Scott Coxon

Personal information
- Full name: Scott Coxon
- Born: 10 October 1973 (age 52) Newcastle, New South Wales, Australia
- Height: 181 cm (5 ft 11 in)
- Weight: 93 kg (14 st 9 lb)

Playing information
- Position: Second-row
Club
| Years | Team | Pld | T | G | FG | P |
| 1998–99 | Western Suburbs | 39 | 6 | 0 | 0 | 24 |
| 2000 | Auckland Warriors | 12 | 1 | 0 | 0 | 4 |
|  | Total | 51 | 7 | 0 | 0 | 28 |
- Source: As of 29 January 2019

= Scott Coxon =

Australian rugby league footballer

Scott Coxon (born 10 October 1973) is a former professional rugby league footballer who played professionally in the National Rugby League competition.

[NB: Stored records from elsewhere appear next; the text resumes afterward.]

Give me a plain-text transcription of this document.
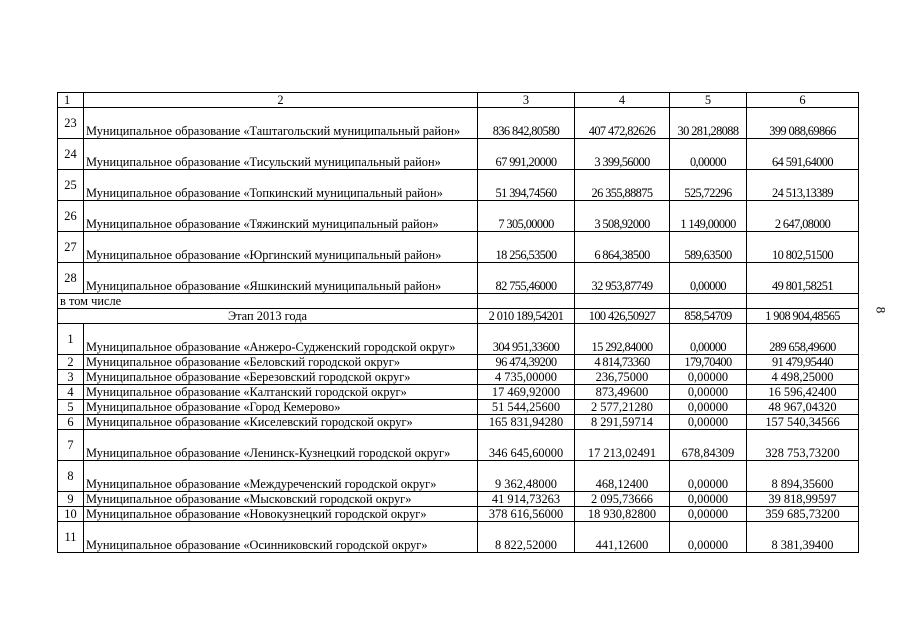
8
1	2	3	4	5	6
23	Муниципальное образование «Таштагольский муниципальный район»	836 842,80580	407 472,82626	30 281,28088	399 088,69866
24	Муниципальное образование «Тисульский муниципальный район»	67 991,20000	3 399,56000	0,00000	64 591,64000
25	Муниципальное образование «Топкинский муниципальный район»	51 394,74560	26 355,88875	525,72296	24 513,13389
26	Муниципальное образование «Тяжинский муниципальный район»	7 305,00000	3 508,92000	1 149,00000	2 647,08000
27	Муниципальное образование «Юргинский муниципальный район»	18 256,53500	6 864,38500	589,63500	10 802,51500
28	Муниципальное образование «Яшкинский муниципальный район»	82 755,46000	32 953,87749	0,00000	49 801,58251
в том числе					
Этап 2013 года		2 010 189,54201	100 426,50927	858,54709	1 908 904,48565
1	Муниципальное образование «Анжеро-Судженский городской округ»	304 951,33600	15 292,84000	0,00000	289 658,49600
2	Муниципальное образование «Беловский городской округ»	96 474,39200	4 814,73360	179,70400	91 479,95440
3	Муниципальное образование «Березовский городской округ»	4 735,00000	236,75000	0,00000	4 498,25000
4	Муниципальное образование «Калтанский городской округ»	17 469,92000	873,49600	0,00000	16 596,42400
5	Муниципальное образование «Город Кемерово»	51 544,25600	2 577,21280	0,00000	48 967,04320
6	Муниципальное образование «Киселевский городской округ»	165 831,94280	8 291,59714	0,00000	157 540,34566
7	Муниципальное образование «Ленинск-Кузнецкий городской округ»	346 645,60000	17 213,02491	678,84309	328 753,73200
8	Муниципальное образование «Междуреченский городской округ»	9 362,48000	468,12400	0,00000	8 894,35600
9	Муниципальное образование «Мысковский городской округ»	41 914,73263	2 095,73666	0,00000	39 818,99597
10	Муниципальное образование «Новокузнецкий городской округ»	378 616,56000	18 930,82800	0,00000	359 685,73200
11	Муниципальное образование «Осинниковский городской округ»	8 822,52000	441,12600	0,00000	8 381,39400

His position of preference was in the Second Row.

==Playing career==
A Newcastle junior, Coxon played for the Knights' President's Cup and reserve grade sides but could not break into the first grade side. Seeking first grade opportunities, Coxon moved to the Western Suburbs Magpies in 1998.

Over the next two years Coxon ended up making 39 first grade appearances in the National Rugby League. Coxon played in Wests final ever game as a first grade side which was a 60–16 loss against Auckland at Campbelltown Stadium. However, when the club merged with Balmain to form the Wests Tigers for the 2000 season, Coxon was not required for the new team.

Coxon then moved across the Tasman to join the Auckland Warriors for the 2000 season. Coxon played 12 games for the Warriors. When he was not selected for the first grade side he played in the Bartercard Cup for the Hibiscus Coast Raiders. The club was sold at the end of the year and he was not re-signed by the new owners for the 2001 season. Instead, Coxon moved back to Newcastle, where he spent 2001 playing for the Knights' First Division side.